Future ready with real-world learning
Author: Ideas with Impact
Posted on May 30, 2016
One of the biggest challenges students face when they graduate from university and start applying for work is lack of experience. To help them meet this challenge, many business professors at UNB Fredericton include experiential projects in their courses to help students gain relevant experience and understand how business theory plays out in the real world.
This past winter Dr. Hsin-Chen Lin, a professor of marketing with the faculty of business administration, teamed students in her social media-marketing course with local businesses to plan and execute real marketing campaigns using social media.
Social media and marketing in the classroom
“Social media marketing is more than posting on Facebook or being good at hashtagging,” said Adam Travis, a third-year BBA student in the class. In addition to managing a company’s online presence, he said, “We focused on things like online etiquette and how to craft posts that would drive word-of-mouth awareness among consumers.”
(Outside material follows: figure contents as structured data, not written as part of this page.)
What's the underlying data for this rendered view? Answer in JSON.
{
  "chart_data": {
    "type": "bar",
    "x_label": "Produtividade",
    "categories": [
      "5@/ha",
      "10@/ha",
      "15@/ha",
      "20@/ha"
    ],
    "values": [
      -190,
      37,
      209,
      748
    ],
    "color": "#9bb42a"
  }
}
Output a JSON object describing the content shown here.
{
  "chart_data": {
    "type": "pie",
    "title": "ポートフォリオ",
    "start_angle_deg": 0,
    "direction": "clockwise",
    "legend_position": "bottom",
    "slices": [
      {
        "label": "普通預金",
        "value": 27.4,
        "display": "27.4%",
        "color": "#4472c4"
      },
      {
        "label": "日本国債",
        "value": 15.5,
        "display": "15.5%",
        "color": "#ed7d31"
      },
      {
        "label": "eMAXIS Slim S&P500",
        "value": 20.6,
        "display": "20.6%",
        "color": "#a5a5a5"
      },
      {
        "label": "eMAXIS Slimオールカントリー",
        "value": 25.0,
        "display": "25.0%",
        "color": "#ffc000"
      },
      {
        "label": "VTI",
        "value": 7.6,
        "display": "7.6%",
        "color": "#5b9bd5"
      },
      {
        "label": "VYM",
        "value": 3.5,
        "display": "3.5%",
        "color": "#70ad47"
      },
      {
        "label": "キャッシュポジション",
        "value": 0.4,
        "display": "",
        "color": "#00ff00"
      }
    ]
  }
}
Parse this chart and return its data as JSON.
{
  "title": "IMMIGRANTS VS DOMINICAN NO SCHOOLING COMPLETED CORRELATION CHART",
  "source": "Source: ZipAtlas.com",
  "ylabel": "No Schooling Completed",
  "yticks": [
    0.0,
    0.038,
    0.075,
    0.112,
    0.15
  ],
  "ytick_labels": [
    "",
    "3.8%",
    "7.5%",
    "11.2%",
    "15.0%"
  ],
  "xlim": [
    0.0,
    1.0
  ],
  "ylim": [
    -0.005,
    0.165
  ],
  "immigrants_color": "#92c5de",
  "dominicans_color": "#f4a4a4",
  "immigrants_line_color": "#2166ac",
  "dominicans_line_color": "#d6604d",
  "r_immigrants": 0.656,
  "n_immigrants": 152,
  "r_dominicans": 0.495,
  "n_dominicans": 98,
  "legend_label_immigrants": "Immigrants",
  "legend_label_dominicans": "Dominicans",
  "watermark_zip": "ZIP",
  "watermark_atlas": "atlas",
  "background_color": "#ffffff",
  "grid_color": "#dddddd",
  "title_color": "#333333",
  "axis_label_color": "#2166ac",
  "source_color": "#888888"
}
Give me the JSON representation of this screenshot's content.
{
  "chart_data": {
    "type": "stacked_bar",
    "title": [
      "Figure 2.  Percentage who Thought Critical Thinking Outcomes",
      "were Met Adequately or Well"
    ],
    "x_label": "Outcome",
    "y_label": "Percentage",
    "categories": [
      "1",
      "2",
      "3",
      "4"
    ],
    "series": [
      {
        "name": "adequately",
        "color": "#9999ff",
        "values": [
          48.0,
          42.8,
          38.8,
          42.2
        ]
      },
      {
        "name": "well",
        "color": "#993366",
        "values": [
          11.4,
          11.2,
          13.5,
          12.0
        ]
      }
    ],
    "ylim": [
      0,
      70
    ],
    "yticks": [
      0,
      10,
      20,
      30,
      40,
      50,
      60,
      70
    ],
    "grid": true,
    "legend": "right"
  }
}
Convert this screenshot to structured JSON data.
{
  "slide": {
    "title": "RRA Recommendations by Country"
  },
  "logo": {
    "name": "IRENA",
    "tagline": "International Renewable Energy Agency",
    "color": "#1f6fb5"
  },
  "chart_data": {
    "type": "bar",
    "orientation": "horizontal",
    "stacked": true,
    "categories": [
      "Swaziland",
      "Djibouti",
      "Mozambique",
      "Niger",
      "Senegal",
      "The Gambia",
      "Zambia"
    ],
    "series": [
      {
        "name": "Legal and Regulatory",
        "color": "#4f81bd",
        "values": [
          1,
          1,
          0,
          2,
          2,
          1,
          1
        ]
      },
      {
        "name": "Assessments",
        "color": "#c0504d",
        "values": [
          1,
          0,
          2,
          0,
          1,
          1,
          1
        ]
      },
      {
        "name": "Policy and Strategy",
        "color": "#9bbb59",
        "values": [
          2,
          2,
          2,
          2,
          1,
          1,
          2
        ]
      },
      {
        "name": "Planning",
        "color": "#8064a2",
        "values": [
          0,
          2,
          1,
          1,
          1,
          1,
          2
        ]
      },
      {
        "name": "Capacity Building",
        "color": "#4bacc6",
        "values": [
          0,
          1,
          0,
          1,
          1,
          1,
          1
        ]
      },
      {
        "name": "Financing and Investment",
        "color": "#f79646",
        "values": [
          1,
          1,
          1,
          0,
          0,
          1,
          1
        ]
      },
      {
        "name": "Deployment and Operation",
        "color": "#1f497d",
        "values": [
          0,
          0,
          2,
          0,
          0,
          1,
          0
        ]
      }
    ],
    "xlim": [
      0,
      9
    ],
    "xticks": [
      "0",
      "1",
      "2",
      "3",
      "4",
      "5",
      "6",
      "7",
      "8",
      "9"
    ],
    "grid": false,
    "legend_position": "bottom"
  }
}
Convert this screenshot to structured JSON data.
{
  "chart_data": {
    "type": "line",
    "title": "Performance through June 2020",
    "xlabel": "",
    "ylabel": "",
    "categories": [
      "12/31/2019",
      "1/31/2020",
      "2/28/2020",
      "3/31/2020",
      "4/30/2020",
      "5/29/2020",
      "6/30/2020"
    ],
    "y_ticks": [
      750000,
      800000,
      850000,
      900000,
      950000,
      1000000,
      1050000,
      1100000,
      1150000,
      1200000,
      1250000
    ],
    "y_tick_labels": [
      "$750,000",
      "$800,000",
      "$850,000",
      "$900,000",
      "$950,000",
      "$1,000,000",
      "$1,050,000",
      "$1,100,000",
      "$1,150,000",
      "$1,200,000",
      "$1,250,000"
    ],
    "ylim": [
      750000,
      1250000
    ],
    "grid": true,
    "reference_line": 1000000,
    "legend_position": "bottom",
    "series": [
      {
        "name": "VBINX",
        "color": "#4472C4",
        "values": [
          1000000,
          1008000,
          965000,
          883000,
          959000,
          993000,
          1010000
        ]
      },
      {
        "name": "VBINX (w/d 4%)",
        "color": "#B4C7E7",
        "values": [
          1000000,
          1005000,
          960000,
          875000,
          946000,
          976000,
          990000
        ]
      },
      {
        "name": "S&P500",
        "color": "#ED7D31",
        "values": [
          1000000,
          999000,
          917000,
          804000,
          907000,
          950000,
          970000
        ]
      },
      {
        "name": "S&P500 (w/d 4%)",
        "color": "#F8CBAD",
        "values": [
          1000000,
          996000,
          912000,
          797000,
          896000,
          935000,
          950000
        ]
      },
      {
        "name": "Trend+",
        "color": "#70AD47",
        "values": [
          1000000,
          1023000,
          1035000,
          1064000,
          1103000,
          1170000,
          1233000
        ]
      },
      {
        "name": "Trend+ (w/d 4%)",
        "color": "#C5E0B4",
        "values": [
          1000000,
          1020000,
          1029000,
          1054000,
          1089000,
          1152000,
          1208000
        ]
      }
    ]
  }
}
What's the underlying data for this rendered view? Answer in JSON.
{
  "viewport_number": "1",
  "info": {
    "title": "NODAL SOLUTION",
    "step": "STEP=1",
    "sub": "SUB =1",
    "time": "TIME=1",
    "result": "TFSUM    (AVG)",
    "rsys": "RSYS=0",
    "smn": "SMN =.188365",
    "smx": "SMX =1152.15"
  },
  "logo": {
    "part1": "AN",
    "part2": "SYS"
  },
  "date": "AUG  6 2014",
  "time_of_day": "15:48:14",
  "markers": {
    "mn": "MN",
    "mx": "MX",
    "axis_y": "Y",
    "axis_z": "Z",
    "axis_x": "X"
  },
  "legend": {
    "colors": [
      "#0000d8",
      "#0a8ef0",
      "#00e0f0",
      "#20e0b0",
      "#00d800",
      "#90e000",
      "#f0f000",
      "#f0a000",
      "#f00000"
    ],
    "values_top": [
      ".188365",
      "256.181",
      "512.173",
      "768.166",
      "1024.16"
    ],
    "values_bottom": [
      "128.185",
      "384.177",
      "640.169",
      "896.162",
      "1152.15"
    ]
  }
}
In the classroom students learned how people were applying marketing theory to social media platforms to promote their businesses. Next, they worked in groups to plan marketing campaigns using social media for the businesses they had been assigned. Then they launched their campaigns, tracked the results, and wrote reports on what they observed.
Testing ideas in the real world
Altogether, sixteen businesses in the Fredericton, New Brunswick area benefited from the students’ ideas and efforts. These included restaurants and clubs like Sam Snead’s Bar and Grill, Unplugged, and The Lunar Rogue; retail businesses like the Radical Edge and Read’s Newsstand; and community groups like Don’t Dis-My-Ability and Flourish Festival. They also worked with two UNB Fredericton groups, the Cellar Pub and the faculty of kinesiology.
The group that worked with Fredericton’s first and only board games café, Unplugged, ran four week campaigns on Facebook and Instagram, including contests. While they saw low results on Instagram, they far exceeded their goals on the Facebook campaign. They witnessed first hand how this helped the business boost its brand awareness within a short period of time and for a very low cost –an exceptional outcome for a small business with a low marketing budget.
Future ready
The experience the students gained working with real businesses was invaluable. They were responsible for their businesses’ social media networks over four weeks of the term and they got to test the theories they learned in the classroom. Best of all, they got to see how their ideas worked in the real world.
Fourth-year BBA student Jessica Vienneau said, “We learned more working with a real company and real managers. Knowing we were responsible for their reputation online and were trusted with the job, made the project a great learning experience.”
Travis found the course practical and meaningful. “With Facebook ad revenue topping $17 billion in 2015, an increase of more than $5 billion over 2014, social media marketing and advertising are fast-becoming a part of every company’s strategy. While the future of social media marketing is always evolving, it’s a future I’m ready to face.”